Losing Jerry Yang: Why CEO’s departure reflects how Yahoo! has been broken

The news that Jerry Yang was stepping down as CEO of Yahoo! filled me with a mixture of delight and sadness.  Delight, because anyone who drove their company’s value into the ground like Yang did deserves to be removed (and, in truth, should quickly remove themselves); sadness because I remember how high my hopes were when I joined Yahoo! In 2006–and how frustrating it was to have everyone there care so much and work so hard–only to have top management unable to be effective and make the right calls.

My two years at Yahoo! were a window into multiple changes of direction, resets and re-focusings unmatched by any other company I have worked at (including AOL).  When I came in, Dan Rosensweig was saying connecting people was the key and everyone was scrambling to integrate profiles they didn’t have. Midway, it was advertising tools and self-serve that was going to be the core value, and then, later, it turned into being the front door and portal for the world. In between, each of these morphed 47 times, leading to divisions and business lines being shuttled between executives, people being laid off and then offered new positions, and a drift, that once I left the company, 10 months ago, seemed chronic and persistent.

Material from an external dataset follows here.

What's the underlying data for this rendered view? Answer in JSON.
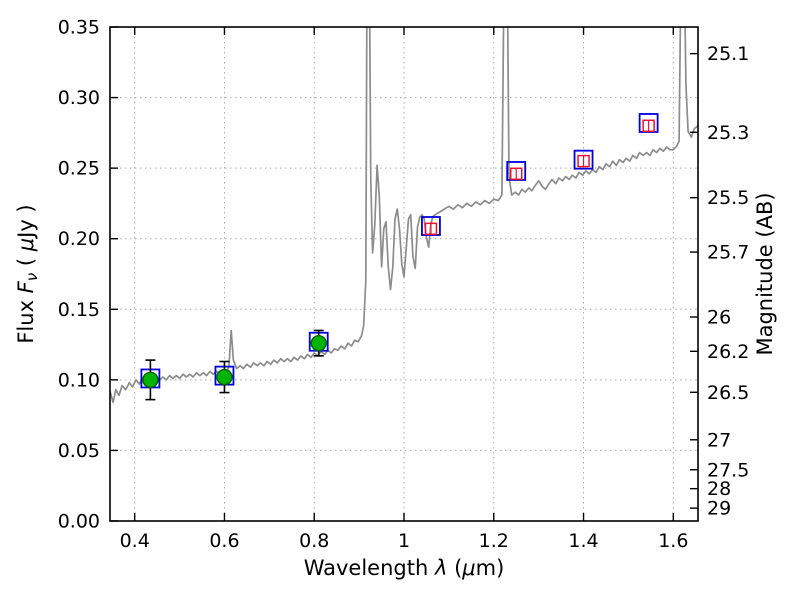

To my mind, both Yang and the culture he created are responsible for this. All along, as bright people left or were failed to be given useful new jobs and were moved out, the senior execs kept saying everything was fine. But in truth, employees were being given new managers who–inevitably–left, and then reassigned to more new managers, many of whom, in most divisions (Tapan Bhat’s excepted), left again. The disconnect between the happy face of the Yahoo! senior team and the major wandering in the desert of the lacking a strategy troups comes from the same lack of grounding in reality that Yang demonstrated in hiring Sue Decker as his Number 2 (no operations background? Puh-leeze!)

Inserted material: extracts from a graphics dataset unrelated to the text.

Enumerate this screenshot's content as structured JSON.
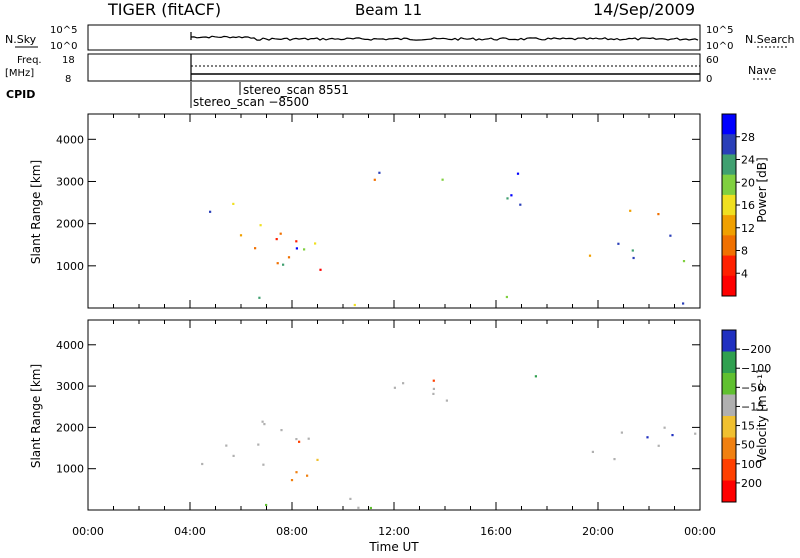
{
  "header": {
    "radar": "TIGER (fitACF)",
    "beam": "Beam 11",
    "date": "14/Sep/2009"
  },
  "labels": {
    "nsky": "N.Sky",
    "nsearch": "N.Search",
    "freq_line1": "Freq.",
    "freq_line2": "[MHz]",
    "nave": "Nave",
    "cpid": "CPID",
    "stereo_scan_1": "stereo_scan 8551",
    "stereo_scan_2": "stereo_scan −8500"
  },
  "chart_data": [
    {
      "type": "line",
      "title": "N.Sky / N.Search",
      "left_ticks": [
        "10^5",
        "10^0"
      ],
      "right_ticks": [
        "10^5",
        "10^0"
      ]
    },
    {
      "type": "line",
      "title": "Freq. / Nave",
      "left_ticks": [
        "18",
        "8"
      ],
      "right_ticks": [
        "60",
        "0"
      ]
    },
    {
      "type": "heatmap",
      "ylabel": "Slant Range [km]",
      "yticks": [
        1000,
        2000,
        3000,
        4000
      ],
      "ylim": [
        0,
        4600
      ],
      "xlim": [
        0,
        24
      ],
      "colorbar": {
        "label": "Power [dB]",
        "ticks": [
          "4",
          "8",
          "12",
          "16",
          "20",
          "24",
          "28"
        ],
        "colors": [
          "#0000ff",
          "#2a3fb8",
          "#40a070",
          "#80d040",
          "#f0e020",
          "#f0a000",
          "#f07000",
          "#ff2000",
          "#ff0000"
        ]
      }
    },
    {
      "type": "heatmap",
      "ylabel": "Slant Range [km]",
      "yticks": [
        1000,
        2000,
        3000,
        4000
      ],
      "ylim": [
        0,
        4600
      ],
      "xlim": [
        0,
        24
      ],
      "xlabel": "Time UT",
      "xticks": [
        "00:00",
        "04:00",
        "08:00",
        "12:00",
        "16:00",
        "20:00",
        "00:00"
      ],
      "colorbar": {
        "label": "Velocity [m s⁻¹]",
        "ticks": [
          "200",
          "100",
          "50",
          "15",
          "−15",
          "−50",
          "−100",
          "−200"
        ],
        "colors": [
          "#2030c0",
          "#30a050",
          "#60c030",
          "#b0b0b0",
          "#f0c030",
          "#f08010",
          "#ff4000",
          "#ff0000"
        ]
      }
    }
  ]
}
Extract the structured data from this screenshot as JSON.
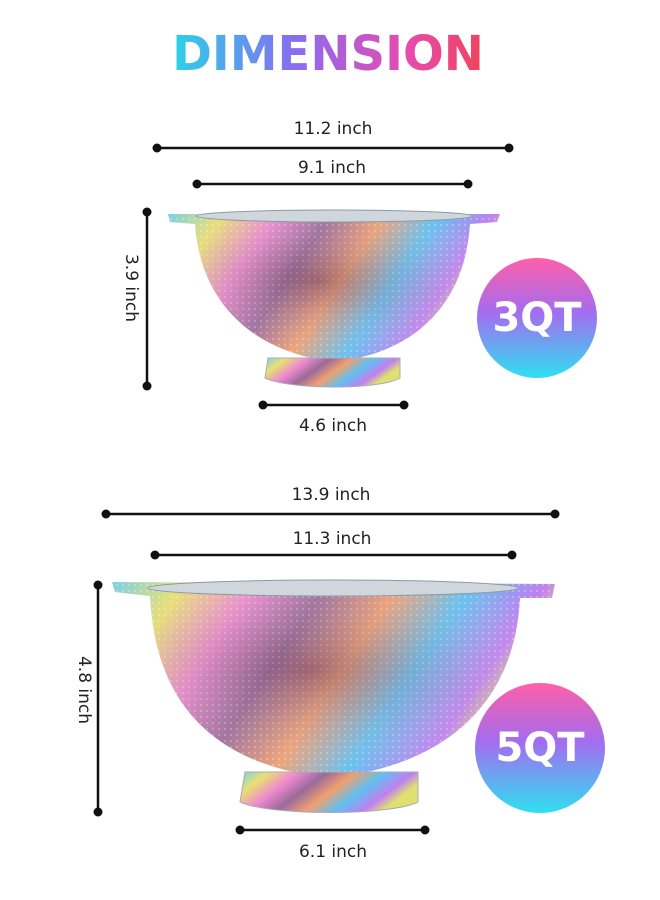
{
  "title": "DIMENSION",
  "products": [
    {
      "rim_width": "11.2 inch",
      "top_width": "9.1 inch",
      "height": "3.9 inch",
      "base_width": "4.6 inch",
      "capacity": "3QT"
    },
    {
      "rim_width": "13.9 inch",
      "top_width": "11.3 inch",
      "height": "4.8 inch",
      "base_width": "6.1 inch",
      "capacity": "5QT"
    }
  ]
}
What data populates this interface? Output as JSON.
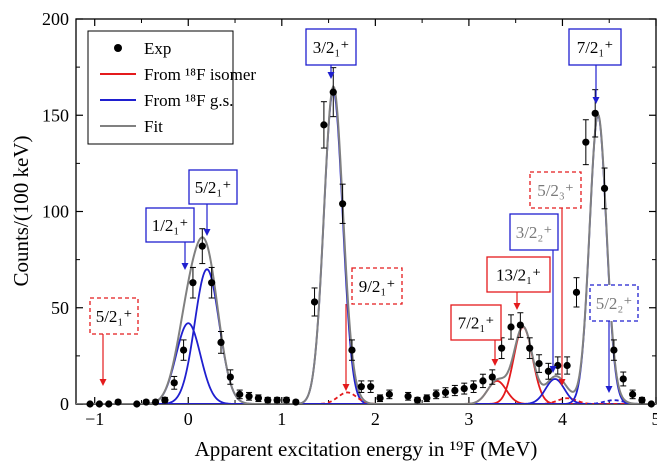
{
  "chart_data": {
    "type": "scatter",
    "xlabel": "Apparent excitation energy in ¹⁹F (MeV)",
    "ylabel": "Counts/(100 keV)",
    "xlim": [
      -1.2,
      5.0
    ],
    "ylim": [
      0,
      200
    ],
    "xticks": [
      -1,
      0,
      1,
      2,
      3,
      4,
      5
    ],
    "yticks": [
      0,
      50,
      100,
      150,
      200
    ],
    "grid": false,
    "legend": {
      "placement": "top-left",
      "entries": [
        {
          "label": "Exp",
          "style": "marker",
          "color": "#000000"
        },
        {
          "label": "From ¹⁸F isomer",
          "style": "line",
          "color": "#e41a1c"
        },
        {
          "label": "From ¹⁸F g.s.",
          "style": "line",
          "color": "#1f1fcf"
        },
        {
          "label": "Fit",
          "style": "line",
          "color": "#808080"
        }
      ]
    },
    "colors": {
      "exp": "#000000",
      "isomer": "#e41a1c",
      "gs": "#1f1fcf",
      "fit": "#808080",
      "axis": "#000000"
    },
    "series": [
      {
        "name": "Exp",
        "x": [
          -1.05,
          -0.95,
          -0.85,
          -0.75,
          -0.55,
          -0.45,
          -0.35,
          -0.25,
          -0.15,
          -0.05,
          0.05,
          0.15,
          0.25,
          0.35,
          0.45,
          0.55,
          0.65,
          0.75,
          0.85,
          0.95,
          1.05,
          1.15,
          1.35,
          1.45,
          1.55,
          1.65,
          1.75,
          1.85,
          1.95,
          2.05,
          2.15,
          2.35,
          2.45,
          2.55,
          2.65,
          2.75,
          2.85,
          2.95,
          3.05,
          3.15,
          3.25,
          3.35,
          3.45,
          3.55,
          3.65,
          3.75,
          3.85,
          3.95,
          4.05,
          4.15,
          4.25,
          4.35,
          4.45,
          4.55,
          4.65,
          4.75,
          4.85,
          4.95
        ],
        "y": [
          0,
          0,
          0,
          1,
          0,
          1,
          1,
          2,
          11,
          28,
          63,
          82,
          63,
          32,
          14,
          5,
          4,
          3,
          2,
          2,
          2,
          1,
          53,
          145,
          162,
          104,
          28,
          9,
          9,
          3,
          5,
          4,
          2,
          3,
          5,
          6,
          7,
          8,
          9,
          12,
          14,
          29,
          40,
          41,
          29,
          21,
          17,
          20,
          20,
          58,
          136,
          151,
          112,
          28,
          13,
          5,
          2,
          0
        ]
      }
    ],
    "peaks": [
      {
        "label": "5/2₁⁺",
        "source": "isomer",
        "box": "dashed",
        "x": -0.9,
        "amplitude": 0,
        "sigma": 0
      },
      {
        "label": "1/2₁⁺",
        "source": "gs",
        "box": "solid",
        "x": 0.0,
        "amplitude": 42,
        "sigma": 0.13
      },
      {
        "label": "5/2₁⁺",
        "source": "gs",
        "box": "solid",
        "x": 0.2,
        "amplitude": 70,
        "sigma": 0.13
      },
      {
        "label": "3/2₁⁺",
        "source": "gs",
        "box": "solid",
        "x": 1.55,
        "amplitude": 163,
        "sigma": 0.1
      },
      {
        "label": "9/2₁⁺",
        "source": "isomer",
        "box": "dashed",
        "x": 1.7,
        "amplitude": 6,
        "sigma": 0.1
      },
      {
        "label": "7/2₁⁺",
        "source": "isomer",
        "box": "solid",
        "x": 3.3,
        "amplitude": 12,
        "sigma": 0.1
      },
      {
        "label": "13/2₁⁺",
        "source": "isomer",
        "box": "solid",
        "x": 3.58,
        "amplitude": 40,
        "sigma": 0.1
      },
      {
        "label": "3/2₂⁺",
        "source": "gs",
        "box": "solid",
        "x": 3.92,
        "amplitude": 13,
        "sigma": 0.1
      },
      {
        "label": "5/2₃⁺",
        "source": "isomer",
        "box": "dashed",
        "x": 4.05,
        "amplitude": 3,
        "sigma": 0.1
      },
      {
        "label": "7/2₁⁺",
        "source": "gs",
        "box": "solid",
        "x": 4.38,
        "amplitude": 150,
        "sigma": 0.09
      },
      {
        "label": "5/2₂⁺",
        "source": "gs",
        "box": "dashed",
        "x": 4.55,
        "amplitude": 2,
        "sigma": 0.1
      }
    ]
  }
}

So, now Yang’s departure offers some interesting scenarios:

  • Does the board demonstrate their complacency and hire someone from his executive circle at Yahoo!
  • Or do they hire someone who can ready Big Purple for sale (and cut and cut as they do so)?
  • Or do they hire someone with the guts to manage the long, slow work of rebuilding what was once a set of premium assets?

In my opinion, if they are smart, they will go for #2–but that will be Yahoo’s loss–and something that happened entirely on Jerry Yang’s watch.